Buy Garmin Fenix 8 Solar on AmazonBuying guide
47mm vs 51mm: The 47mm is the right size for most wrists — large enough to be a proper navigation device, small enough to wear all day. The 51mm has longer battery (up to 92 hours GPS with solar on the 51mm vs the 47mm figures above) but is significantly larger. Unless battery runtime is a hard requirement, the 47mm is the more wearable option.
Solar MIP vs AMOLED: For hiking, buy the Solar. The AMOLED has a more vivid screen but battery life drops from 52 hours GPS to around 43 hours, and the MIP display is more readable in direct sunlight. If your walks are mainly day routes under 30km and you want the brighter screen at a lower price (~£750 vs ~£870), the AMOLED is a reasonable alternative.
Buy Garmin Fenix 8 AMOLED on AmazonGarmin Connect subscription: The Fenix 8's core features work without any subscription. Navigation, GPS tracking, topo maps, health monitoring — all on the device. Garmin Connect+ adds some AI analysis features and enhanced training plans but is not required for hiking use.
Band selection: The included silicone band is fine for trail use. For long hiking days, the UltraFit nylon band is more comfortable on the wrist during extended wear. The QuickFit system means swapping bands takes about ten seconds.

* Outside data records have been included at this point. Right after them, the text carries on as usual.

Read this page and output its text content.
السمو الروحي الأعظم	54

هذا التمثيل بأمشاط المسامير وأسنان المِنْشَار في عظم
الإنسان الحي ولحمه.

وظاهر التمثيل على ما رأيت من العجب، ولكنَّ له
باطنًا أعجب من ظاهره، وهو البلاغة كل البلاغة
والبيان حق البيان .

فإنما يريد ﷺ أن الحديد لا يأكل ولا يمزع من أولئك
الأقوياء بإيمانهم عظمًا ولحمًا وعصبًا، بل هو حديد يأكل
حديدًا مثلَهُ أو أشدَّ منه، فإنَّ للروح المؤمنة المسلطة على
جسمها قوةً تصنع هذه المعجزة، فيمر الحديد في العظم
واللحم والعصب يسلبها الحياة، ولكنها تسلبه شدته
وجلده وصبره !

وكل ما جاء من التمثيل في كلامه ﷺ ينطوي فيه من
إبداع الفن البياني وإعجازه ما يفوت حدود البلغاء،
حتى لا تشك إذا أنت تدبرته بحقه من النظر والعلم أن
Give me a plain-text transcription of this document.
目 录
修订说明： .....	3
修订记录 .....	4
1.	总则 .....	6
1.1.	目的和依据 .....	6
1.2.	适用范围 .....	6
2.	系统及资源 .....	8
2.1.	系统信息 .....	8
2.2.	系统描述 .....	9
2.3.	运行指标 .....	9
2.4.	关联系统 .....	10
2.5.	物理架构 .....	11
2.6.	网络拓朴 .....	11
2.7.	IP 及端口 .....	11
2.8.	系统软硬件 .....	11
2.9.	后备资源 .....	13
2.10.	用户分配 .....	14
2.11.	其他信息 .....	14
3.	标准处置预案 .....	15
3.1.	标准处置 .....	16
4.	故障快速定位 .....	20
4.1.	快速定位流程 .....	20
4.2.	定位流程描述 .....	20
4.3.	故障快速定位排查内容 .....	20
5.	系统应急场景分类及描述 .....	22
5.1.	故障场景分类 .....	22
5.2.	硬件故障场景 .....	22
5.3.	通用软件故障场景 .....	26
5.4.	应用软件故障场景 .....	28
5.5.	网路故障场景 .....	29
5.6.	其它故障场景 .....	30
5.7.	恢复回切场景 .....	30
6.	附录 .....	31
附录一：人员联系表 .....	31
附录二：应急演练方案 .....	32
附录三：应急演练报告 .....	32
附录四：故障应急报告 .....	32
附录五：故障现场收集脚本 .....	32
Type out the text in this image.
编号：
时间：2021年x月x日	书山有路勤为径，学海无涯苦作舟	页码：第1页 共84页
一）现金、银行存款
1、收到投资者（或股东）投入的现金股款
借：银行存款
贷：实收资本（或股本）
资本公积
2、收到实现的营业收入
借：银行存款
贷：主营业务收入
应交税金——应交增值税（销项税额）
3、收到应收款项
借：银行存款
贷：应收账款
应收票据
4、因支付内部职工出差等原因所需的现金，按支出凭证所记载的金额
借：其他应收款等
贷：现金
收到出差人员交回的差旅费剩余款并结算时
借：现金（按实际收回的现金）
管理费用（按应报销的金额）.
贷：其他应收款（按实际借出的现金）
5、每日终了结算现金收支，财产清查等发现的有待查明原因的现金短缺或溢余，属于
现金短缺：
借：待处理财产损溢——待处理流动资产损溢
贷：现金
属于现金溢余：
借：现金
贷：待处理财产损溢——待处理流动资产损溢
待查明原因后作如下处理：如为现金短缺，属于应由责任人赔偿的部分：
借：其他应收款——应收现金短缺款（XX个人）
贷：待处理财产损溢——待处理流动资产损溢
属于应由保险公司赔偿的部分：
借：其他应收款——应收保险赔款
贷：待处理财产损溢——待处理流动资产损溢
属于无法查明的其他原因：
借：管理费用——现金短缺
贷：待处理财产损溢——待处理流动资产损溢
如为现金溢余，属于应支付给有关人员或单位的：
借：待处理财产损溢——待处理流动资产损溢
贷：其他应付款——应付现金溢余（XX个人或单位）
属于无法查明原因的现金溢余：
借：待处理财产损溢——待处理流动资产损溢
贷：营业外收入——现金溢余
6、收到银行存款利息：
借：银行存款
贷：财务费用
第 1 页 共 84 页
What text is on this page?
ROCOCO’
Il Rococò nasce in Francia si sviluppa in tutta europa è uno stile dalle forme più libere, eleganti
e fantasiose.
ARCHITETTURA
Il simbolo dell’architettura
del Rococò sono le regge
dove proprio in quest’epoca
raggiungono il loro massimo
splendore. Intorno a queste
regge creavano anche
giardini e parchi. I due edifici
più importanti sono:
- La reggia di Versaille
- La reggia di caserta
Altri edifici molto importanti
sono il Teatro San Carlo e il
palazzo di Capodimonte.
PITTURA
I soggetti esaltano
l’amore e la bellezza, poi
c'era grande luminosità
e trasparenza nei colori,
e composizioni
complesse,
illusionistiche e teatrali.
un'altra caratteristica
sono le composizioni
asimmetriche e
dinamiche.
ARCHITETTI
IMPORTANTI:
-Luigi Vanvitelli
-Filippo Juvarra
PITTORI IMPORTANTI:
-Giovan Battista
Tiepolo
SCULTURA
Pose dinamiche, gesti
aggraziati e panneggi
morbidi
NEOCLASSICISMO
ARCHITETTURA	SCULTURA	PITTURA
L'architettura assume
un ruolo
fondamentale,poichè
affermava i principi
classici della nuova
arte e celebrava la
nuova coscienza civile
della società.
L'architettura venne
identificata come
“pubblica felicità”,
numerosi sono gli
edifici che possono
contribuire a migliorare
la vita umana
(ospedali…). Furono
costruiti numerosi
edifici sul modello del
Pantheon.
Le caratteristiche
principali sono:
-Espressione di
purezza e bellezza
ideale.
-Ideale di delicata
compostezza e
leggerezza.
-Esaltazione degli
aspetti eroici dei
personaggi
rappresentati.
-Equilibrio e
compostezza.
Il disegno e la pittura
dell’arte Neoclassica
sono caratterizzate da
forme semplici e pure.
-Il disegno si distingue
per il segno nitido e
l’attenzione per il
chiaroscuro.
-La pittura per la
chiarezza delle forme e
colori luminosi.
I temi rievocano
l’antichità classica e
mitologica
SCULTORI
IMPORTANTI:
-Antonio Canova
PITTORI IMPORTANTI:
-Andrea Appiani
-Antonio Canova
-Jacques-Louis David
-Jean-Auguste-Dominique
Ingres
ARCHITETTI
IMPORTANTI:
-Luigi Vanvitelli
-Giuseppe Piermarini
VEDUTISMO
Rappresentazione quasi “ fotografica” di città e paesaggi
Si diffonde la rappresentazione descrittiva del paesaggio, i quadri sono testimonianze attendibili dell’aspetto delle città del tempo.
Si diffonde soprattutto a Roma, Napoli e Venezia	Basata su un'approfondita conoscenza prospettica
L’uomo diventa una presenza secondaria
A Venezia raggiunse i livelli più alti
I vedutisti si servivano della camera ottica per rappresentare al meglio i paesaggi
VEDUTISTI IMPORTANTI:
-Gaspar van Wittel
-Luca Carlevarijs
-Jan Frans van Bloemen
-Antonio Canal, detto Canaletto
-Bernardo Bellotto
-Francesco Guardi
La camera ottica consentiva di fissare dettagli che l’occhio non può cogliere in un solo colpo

Navigation backup: The Fenix 8 Solar's topo maps are excellent, but no GPS device should be your only navigation tool. Carry an OS paper map for any serious route. For remote multi-day trips, the Garmin inReach satellite communicator adds two-way messaging and SOS capability — covered in the best hiking gadgets guide.
Colour options: Carbon Gray DLC Titanium is the most durable finish — the DLC coating adds scratch resistance. Slate Gray and Light Gold variants are titanium without the DLC coating. All are identical in function.